I Bet on Sky (Jagjaguwar/Pias)


Avec les années, pas loin de trente, Dinosaur Jr aurait peut-être eu meilleur goût de se rebaptiser Denver (ou Amherst, du nom de leur bled d'origine), le dernier dinosaure. Entendez : dernier dinosaure du grunge et de ce mouvement slacker (« branleur » en Français) qui lança tendances et mouvements artistiques muant la force d'inertie d'une génération en théorie du chaos quotidien : du Slacker de Richard Linklater à Clerks de Kevin Smith, du Génération X Douglas Coupland à Harmony Korine en passant par le Reality Bites de... Ben Stiller.

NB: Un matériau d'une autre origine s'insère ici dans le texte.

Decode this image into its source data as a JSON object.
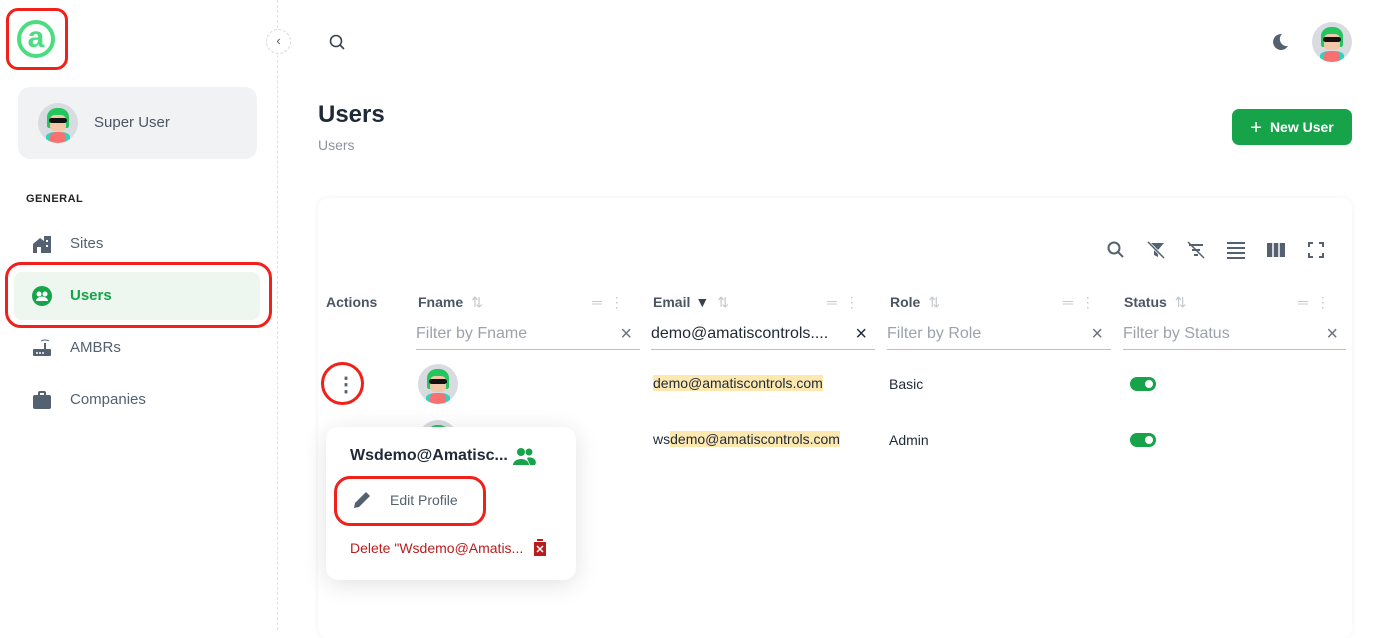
{
  "sidebar": {
    "user_name": "Super User",
    "section": "GENERAL",
    "items": [
      {
        "label": "Sites",
        "icon": "building-icon"
      },
      {
        "label": "Users",
        "icon": "users-icon",
        "active": true
      },
      {
        "label": "AMBRs",
        "icon": "router-icon"
      },
      {
        "label": "Companies",
        "icon": "briefcase-icon"
      }
    ]
  },
  "header": {
    "title": "Users",
    "breadcrumb": "Users",
    "new_button": "New User"
  },
  "table": {
    "columns": [
      {
        "label": "Actions"
      },
      {
        "label": "Fname",
        "filter_placeholder": "Filter by Fname"
      },
      {
        "label": "Email",
        "filter_value": "demo@amatiscontrols...."
      },
      {
        "label": "Role",
        "filter_placeholder": "Filter by Role"
      },
      {
        "label": "Status",
        "filter_placeholder": "Filter by Status"
      }
    ],
    "rows": [
      {
        "email_prefix": "",
        "email_match": "demo@amatiscontrols.com",
        "role": "Basic",
        "status": true
      },
      {
        "email_prefix": "ws",
        "email_match": "demo@amatiscontrols.com",
        "role": "Admin",
        "status": true
      }
    ]
  },
  "menu": {
    "title": "Wsdemo@Amatisc...",
    "edit": "Edit Profile",
    "delete": "Delete \"Wsdemo@Amatis..."
  },
  "colors": {
    "accent": "#16a34a",
    "danger": "#b91c1c",
    "highlight": "#fde8b0"
  }
}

Sauf que la bande d'un J Mascis rabiboché depuis 2005 avec ses bassiste et batteur historiques (le grand Lou Barlow, prince protéiforme de la lo-fi (Sebadoh, Sentridoh, Folk Implosion, ...Lou Barlow), et Murph, main lourde mais roi du break) tient plus, malgré l'épaisseur de son cuir, du gardon tout frais que du fossile de Placoderme.

Pour son troisième album depuis la fameuse reformation, l'antique trio du Massachusetts revient en effet dans une forme éblouissante qui sent la reprise du sport et le brûlage de canapé. Après deux exercices plutôt inégaux, et une superbe escapade débranchée de J Mascis en solo, ce I Bet on Sky, saute d'entrée à la gorge à coups de riffs mélodiques qui n'aiment rien tant que s'enrayer avant de dérailler en soli déglingués.

On retrouve alors immédiatement cette impression d'avoir affaire à un taille-haie qui aurait le pouvoir magique de composer des hymnes pop chantés par le type qui sort les poubelles (I know It's Oh So Well).

Qu'il soit joué à mille à l'heure (Watch the corners, Pierce the Morning Rain) ou en mode laid-back (Almost Fare, Stick a Toe in, preuves que l'incendie du canapé n'a pas complètement pris et qu'après le sport on ouvre les bières), qu'il porte la patte et la voix reconnaissables entre mille de Lou Barlow (Rude, Recognition), ou s'agenouille devant le totem de Neil «Cortez the Killer» Young, I Bet on Sky ajoute un volume de poids à une œuvre qui continue d'être le plus beau «Traité musical de désinvolture» qui soit.

Et, histoire de nous remettre les idées en place, nous en colle un bon coup sur la cafetière.